Persiapan instrumen BSF ini bukan merupakan respons mendadak, melainkan telah direncanakan jauh sebelumnya oleh otoritas moneter. Tujuannya adalah memastikan adanya bantalan likuiditas ketika terjadi tekanan pasar yang signifikan dan tajam.

Kehadiran BSF sendiri dinilai memiliki kapasitas untuk meredam volatilitas jangka pendek yang muncul di pasar surat utang negara. Instrumen ini berfungsi sebagai penyeimbang ketika sentimen pasar tiba-tiba berubah negatif.

Namun demikian, para ekonom memberikan pandangan bahwa meskipun BSF efektif sebagai penahan guncangan sementara, ia tidak dapat mengatasi persoalan yang bersifat mendasar pada struktur perekonomian.
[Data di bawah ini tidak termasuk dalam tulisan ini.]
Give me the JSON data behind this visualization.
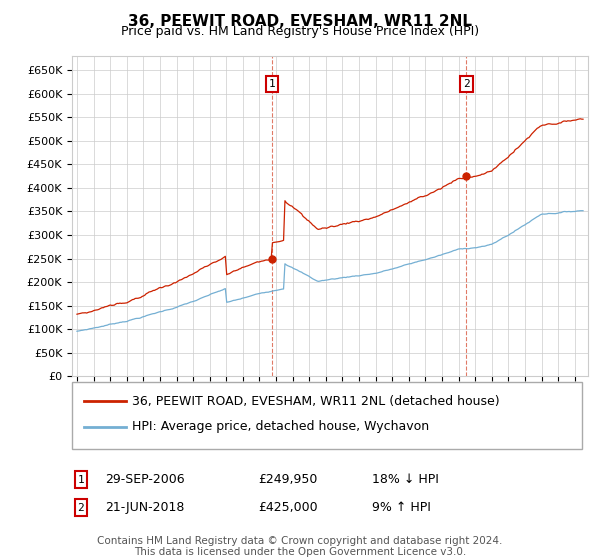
{
  "title": "36, PEEWIT ROAD, EVESHAM, WR11 2NL",
  "subtitle": "Price paid vs. HM Land Registry's House Price Index (HPI)",
  "ylim": [
    0,
    680000
  ],
  "yticks": [
    0,
    50000,
    100000,
    150000,
    200000,
    250000,
    300000,
    350000,
    400000,
    450000,
    500000,
    550000,
    600000,
    650000
  ],
  "ytick_labels": [
    "£0",
    "£50K",
    "£100K",
    "£150K",
    "£200K",
    "£250K",
    "£300K",
    "£350K",
    "£400K",
    "£450K",
    "£500K",
    "£550K",
    "£600K",
    "£650K"
  ],
  "t_sale1": 2006.75,
  "t_sale2": 2018.47,
  "price_sale1": 249950,
  "price_sale2": 425000,
  "legend_line1": "36, PEEWIT ROAD, EVESHAM, WR11 2NL (detached house)",
  "legend_line2": "HPI: Average price, detached house, Wychavon",
  "sale1_date": "29-SEP-2006",
  "sale1_price": "£249,950",
  "sale1_note": "18% ↓ HPI",
  "sale2_date": "21-JUN-2018",
  "sale2_price": "£425,000",
  "sale2_note": "9% ↑ HPI",
  "footer": "Contains HM Land Registry data © Crown copyright and database right 2024.\nThis data is licensed under the Open Government Licence v3.0.",
  "hpi_color": "#74afd3",
  "price_color": "#cc2200",
  "vline_color": "#cc2200",
  "background_color": "#ffffff",
  "grid_color": "#cccccc",
  "sale_box_color": "#cc0000",
  "title_fontsize": 11,
  "subtitle_fontsize": 9,
  "tick_fontsize": 8,
  "legend_fontsize": 9,
  "footer_fontsize": 7.5
}
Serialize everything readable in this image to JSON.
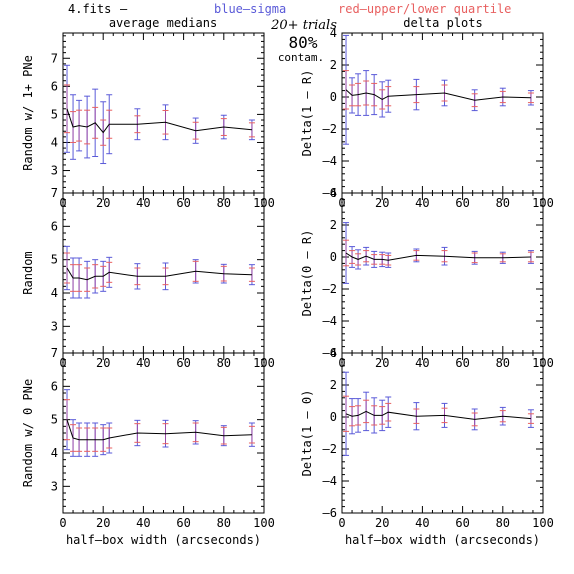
{
  "header": {
    "file_label": "4.fits",
    "dash": "–",
    "blue_label": "blue–sigma",
    "red_label": "red–upper/lower quartile",
    "trials": "20+ trials",
    "contam_pct": "80%",
    "contam_word": "contam.",
    "left_col_title": "average medians",
    "right_col_title": "delta plots"
  },
  "colors": {
    "blue": "#5a5ad8",
    "red": "#e86060",
    "magenta": "#9a4aa8",
    "line": "#000000"
  },
  "chart_data": [
    {
      "type": "line",
      "ylabel": "Random w/ 1+ PNe",
      "xlabel": "",
      "xlim": [
        0,
        100
      ],
      "ylim": [
        2.2,
        7.9
      ],
      "x": [
        2,
        5,
        8,
        12,
        16,
        20,
        23,
        37,
        51,
        66,
        80,
        94
      ],
      "y": [
        5.2,
        4.55,
        4.6,
        4.55,
        4.7,
        4.35,
        4.65,
        4.65,
        4.72,
        4.42,
        4.55,
        4.45
      ],
      "blue_err": [
        1.55,
        1.15,
        0.9,
        1.1,
        1.2,
        1.1,
        1.05,
        0.55,
        0.62,
        0.45,
        0.42,
        0.35
      ],
      "red_err": [
        0.85,
        0.55,
        0.55,
        0.6,
        0.55,
        0.45,
        0.5,
        0.3,
        0.42,
        0.3,
        0.3,
        0.25
      ],
      "xticks": [
        0,
        20,
        40,
        60,
        80,
        100
      ],
      "yticks": [
        3,
        4,
        5,
        6,
        7
      ]
    },
    {
      "type": "line",
      "ylabel": "Random",
      "xlabel": "",
      "xlim": [
        0,
        100
      ],
      "ylim": [
        2.2,
        7.0
      ],
      "x": [
        2,
        5,
        8,
        12,
        16,
        20,
        23,
        37,
        51,
        66,
        80,
        94
      ],
      "y": [
        4.75,
        4.45,
        4.45,
        4.4,
        4.5,
        4.5,
        4.62,
        4.5,
        4.5,
        4.65,
        4.58,
        4.55
      ],
      "blue_err": [
        0.65,
        0.6,
        0.6,
        0.55,
        0.5,
        0.45,
        0.45,
        0.38,
        0.4,
        0.35,
        0.28,
        0.3
      ],
      "red_err": [
        0.45,
        0.4,
        0.4,
        0.35,
        0.35,
        0.3,
        0.3,
        0.25,
        0.25,
        0.3,
        0.22,
        0.2
      ],
      "xticks": [
        0,
        20,
        40,
        60,
        80,
        100
      ],
      "yticks": [
        3,
        4,
        5,
        6,
        7
      ]
    },
    {
      "type": "line",
      "ylabel": "Random w/ 0 PNe",
      "xlabel": "half–box width (arcseconds)",
      "xlim": [
        0,
        100
      ],
      "ylim": [
        2.2,
        7.0
      ],
      "x": [
        2,
        5,
        8,
        12,
        16,
        20,
        23,
        37,
        51,
        66,
        80,
        94
      ],
      "y": [
        5.0,
        4.45,
        4.4,
        4.4,
        4.4,
        4.4,
        4.45,
        4.6,
        4.58,
        4.62,
        4.52,
        4.55
      ],
      "blue_err": [
        0.9,
        0.55,
        0.5,
        0.5,
        0.5,
        0.45,
        0.45,
        0.38,
        0.4,
        0.35,
        0.3,
        0.35
      ],
      "red_err": [
        0.6,
        0.4,
        0.35,
        0.35,
        0.35,
        0.35,
        0.3,
        0.28,
        0.3,
        0.28,
        0.25,
        0.25
      ],
      "xticks": [
        0,
        20,
        40,
        60,
        80,
        100
      ],
      "yticks": [
        3,
        4,
        5,
        6,
        7
      ]
    },
    {
      "type": "line",
      "ylabel": "Delta(1 – R)",
      "xlabel": "",
      "xlim": [
        0,
        100
      ],
      "ylim": [
        -6,
        4
      ],
      "x": [
        2,
        5,
        8,
        12,
        16,
        20,
        23,
        37,
        51,
        66,
        80,
        94
      ],
      "y": [
        0.45,
        0.1,
        0.15,
        0.25,
        0.15,
        -0.15,
        0.05,
        0.15,
        0.25,
        -0.2,
        0.0,
        -0.05
      ],
      "blue_err": [
        3.4,
        1.1,
        1.3,
        1.4,
        1.25,
        1.1,
        1.0,
        0.95,
        0.8,
        0.65,
        0.55,
        0.45
      ],
      "red_err": [
        1.2,
        0.65,
        0.7,
        0.75,
        0.7,
        0.6,
        0.6,
        0.5,
        0.5,
        0.4,
        0.35,
        0.3
      ],
      "xticks": [
        0,
        20,
        40,
        60,
        80,
        100
      ],
      "yticks": [
        -6,
        -4,
        -2,
        0,
        2,
        4
      ]
    },
    {
      "type": "line",
      "ylabel": "Delta(0 – R)",
      "xlabel": "",
      "xlim": [
        0,
        100
      ],
      "ylim": [
        -6,
        4
      ],
      "x": [
        2,
        5,
        8,
        12,
        16,
        20,
        23,
        37,
        51,
        66,
        80,
        94
      ],
      "y": [
        0.25,
        0.0,
        -0.15,
        0.05,
        -0.15,
        -0.15,
        -0.2,
        0.1,
        0.05,
        -0.05,
        -0.05,
        0.0
      ],
      "blue_err": [
        1.9,
        0.65,
        0.6,
        0.55,
        0.5,
        0.45,
        0.45,
        0.4,
        0.55,
        0.4,
        0.35,
        0.4
      ],
      "red_err": [
        0.8,
        0.4,
        0.35,
        0.35,
        0.3,
        0.3,
        0.3,
        0.3,
        0.35,
        0.3,
        0.25,
        0.3
      ],
      "xticks": [
        0,
        20,
        40,
        60,
        80,
        100
      ],
      "yticks": [
        -6,
        -4,
        -2,
        0,
        2,
        4
      ]
    },
    {
      "type": "line",
      "ylabel": "Delta(1 – 0)",
      "xlabel": "half–box width (arcseconds)",
      "xlim": [
        0,
        100
      ],
      "ylim": [
        -6,
        4
      ],
      "x": [
        2,
        5,
        8,
        12,
        16,
        20,
        23,
        37,
        51,
        66,
        80,
        94
      ],
      "y": [
        0.2,
        0.05,
        0.1,
        0.35,
        0.1,
        0.1,
        0.3,
        0.05,
        0.1,
        -0.15,
        0.05,
        -0.1
      ],
      "blue_err": [
        2.6,
        1.1,
        1.05,
        1.2,
        1.1,
        0.95,
        0.95,
        0.85,
        0.75,
        0.65,
        0.55,
        0.55
      ],
      "red_err": [
        1.1,
        0.6,
        0.6,
        0.7,
        0.6,
        0.55,
        0.55,
        0.45,
        0.45,
        0.4,
        0.35,
        0.3
      ],
      "xticks": [
        0,
        20,
        40,
        60,
        80,
        100
      ],
      "yticks": [
        -6,
        -4,
        -2,
        0,
        2,
        4
      ]
    }
  ]
}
Stabilisasi pasar hanya bersifat kosmetik jika masalah fundamental belum tersentuh.

Salah satu ekonom memberikan pandangan kritis mengenai peran instrumen ini dalam konteks yang lebih luas. "BSF sudah lama disiapkan sebagai bagian dari protokol stabilisasi pasar obligasi negara ketika tekanan pasar meningkat tajam," ujar ekonom tersebut.

Pernyataan ini menggarisbawahi bahwa fungsi utama BSF adalah sebagai alat manajemen risiko pasar seketika. Ini adalah bagian dari upaya Bank Indonesia menjaga transmisi kebijakan moneter tetap berjalan lancar di tengah ketidakpastian global maupun domestik.

Meskipun demikian, fokus jangka panjang harus tetap diarahkan pada perbaikan fundamental ekonomi makro yang lebih dalam. Tanpa perbaikan struktural, pasar akan selalu rentan terhadap gejolak berulang di masa mendatang.

Hal ini menunjukkan adanya dualisme dalam kebijakan penanganan stabilitas pasar. Di satu sisi, ada kebutuhan untuk intervensi cepat melalui instrumen seperti BSF, di sisi lain, solusi permanen memerlukan reformasi kebijakan fiskal dan struktural.

Dikutip dari sumber berita yang memuat analisis ini, ditegaskan bahwa BSF adalah alat pertahanan, bukan obat penyembuh penyakit kronis ekonomi. Oleh karena itu, keberhasilannya harus diukur dari seberapa baik ia mampu menahan guncangan hingga kebijakan struktural dapat diterapkan.